Local government building in the United States

The Auglaize County Courthouse is located between West Mechanic, Willipie, West Pearl and Perry Streets in downtown Wapakoneta, Ohio, United States. Completed in 1894, it is listed on the National Register of Historic Places.

==History==
Auglaize County was formed in 1848 and Wapakoneta was chosen by the voters as the county seat. This caused many bad feelings from St. Marys, the other choice for the county seat, as they had already planned an area for the courthouse along appropriately named Court Street.

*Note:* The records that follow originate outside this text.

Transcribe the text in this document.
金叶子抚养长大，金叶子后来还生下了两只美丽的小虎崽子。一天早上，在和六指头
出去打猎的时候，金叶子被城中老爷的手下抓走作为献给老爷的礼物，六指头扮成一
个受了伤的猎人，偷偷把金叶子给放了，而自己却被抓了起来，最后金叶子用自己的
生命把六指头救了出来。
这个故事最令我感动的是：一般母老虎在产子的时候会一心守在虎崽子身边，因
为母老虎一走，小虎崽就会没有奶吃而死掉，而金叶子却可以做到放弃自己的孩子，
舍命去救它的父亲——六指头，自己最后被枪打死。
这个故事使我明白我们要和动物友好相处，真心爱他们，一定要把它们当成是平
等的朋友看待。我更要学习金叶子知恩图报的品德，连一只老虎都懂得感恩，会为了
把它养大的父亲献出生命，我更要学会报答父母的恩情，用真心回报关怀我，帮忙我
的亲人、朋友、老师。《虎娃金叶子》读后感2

The county's first courthouse was the Methodist Episcopal church. A frame building completed in 1834, it was used by the county in exchange for the free provision of a pulpit for the congregation. Until the county's first permanent courthouse was built in 1854, the courts rotated around the city's various churches, and the local government officials used rented rooms in buildings throughout Wapakoneta. The first purpose-built courthouse was a Greek Revival style structure of red brick and white trim window and door frames. Two Corinthian columns framed the entrance and supported a pedimented roof above. A rectangular drum rose above the roof which contained corinthian column supports and was capped with a dome with a spire.

A larger courthouse was needed and the county constructed a new courthouse in 1894. The courthouse was built with bonds authorized by the Ohio General Assembly, but changes to the plans more than doubled the cost. Renovation subtly changed the interior, such as an elevator, but the courthouse remains true to its original plans.

==Exterior==
The current courthouse was constructed from 1893 to 1894 by the architectural firm Kremer & Hart. The building is built with local stone and has a rusticated base with smooth stone from the second floor up. The first floor has square windows in groups of three and blends into the second floor.

The second floor is the main floor and is illuminated by large rectangular windows. The entrance is a projection on the eastern facade and is reached by a flight of stairs, three large arches support a balcony above. The balcony contains four Corinthian columns supporting the gabled roof above. The other entrances are also reached by a flight of stairs to a covered porch with supportive Corinthian columns and a balcony with a balustrade. A frieze separates the second floor from the third. Large arched windows light the third floor with a decorative frieze beneath the roof.

The roof rises at various points to support a square drum with a central octagonal tower with a balustrade surrounding the base. Large arched windows are surrounded by Corinthian pilasters that support a decorative frieze and a four-face clock facing the cardinal points. The tower is capped by a dome with a central spire.

The tower was once graced with a statue of Justice overlooking the main entrance to the east. The community of St. Marys found this offensive, as they had the back of Justice to them and raised money to have her turned to the north. The statue was slowly deteriorating to a point where it had to be removed due to safety reasons. The only parts salvaged from the original Justice were the head, right hand, and sword.

In 1994, in time for the centennial of the courthouse, the Auglaize County Historical Society raised money to restore the statue through a project called "Copper Pennies for a Copper Lady" which raised over $25,000. The statue now stands in the Great Hall facing north, holding a sword in her right hand and the balances of justice in her left. The base of the pedestal contains a time capsule to be opened in 2094, one item being the names of the donors for the restoration of the statue.

On March 13, 2026 the roof was damaged and partially blown off by strong winds, which forced the Courthouse to be temporarily closed.